Audio-AGI / dcase2024_task9_baseline

Baseline for DCASE 2024 Task 9: "Language-Queried Audio Source Separation"
22 stars 1 forks source link

Issues about loading params for pretrained CLAP #1

Closed apple-yinhan closed 6 months ago

apple-yinhan commented 6 months ago

When I run the baseline, a bug is: raise RuntimeError('Error(s) in loading state_dict for {}:\n\t{}'.format( RuntimeError: Error(s) in loading state_dict for CLAP: Unexpected key(s) in state_dict: "text_branch.embeddings.position_ids".

This happens in: model.load_state_dict(ckpt)

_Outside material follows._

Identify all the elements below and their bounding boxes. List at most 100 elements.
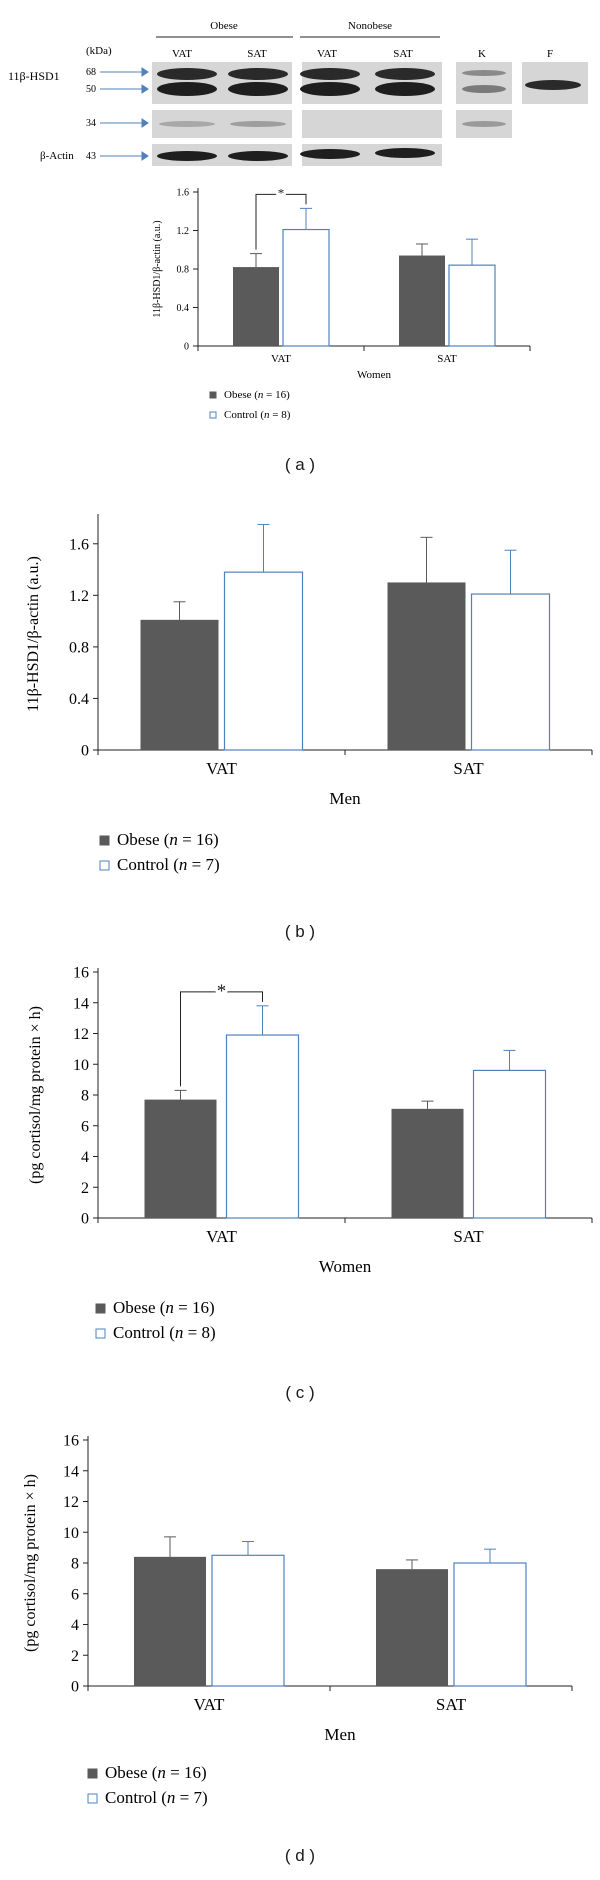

But I do download the music_speech_audioset_epoch_15_esc_89.98.pt and put it in the right folder. So I have set model.load_state_dict(ckpt, stirct = False)

Will this affect the results of the baseline?

liuxubo717 commented 6 months ago

Can you reproduce the results on the Validation (synth)?


Evaluation on DCASE T9 synthetic validation set. Results: SDR: SDR: 5.708, SDRi: 5.673, SISDR: 3.862

apple-yinhan commented 6 months ago

Yes, I can. It seems that this does not affect anything. Thanks.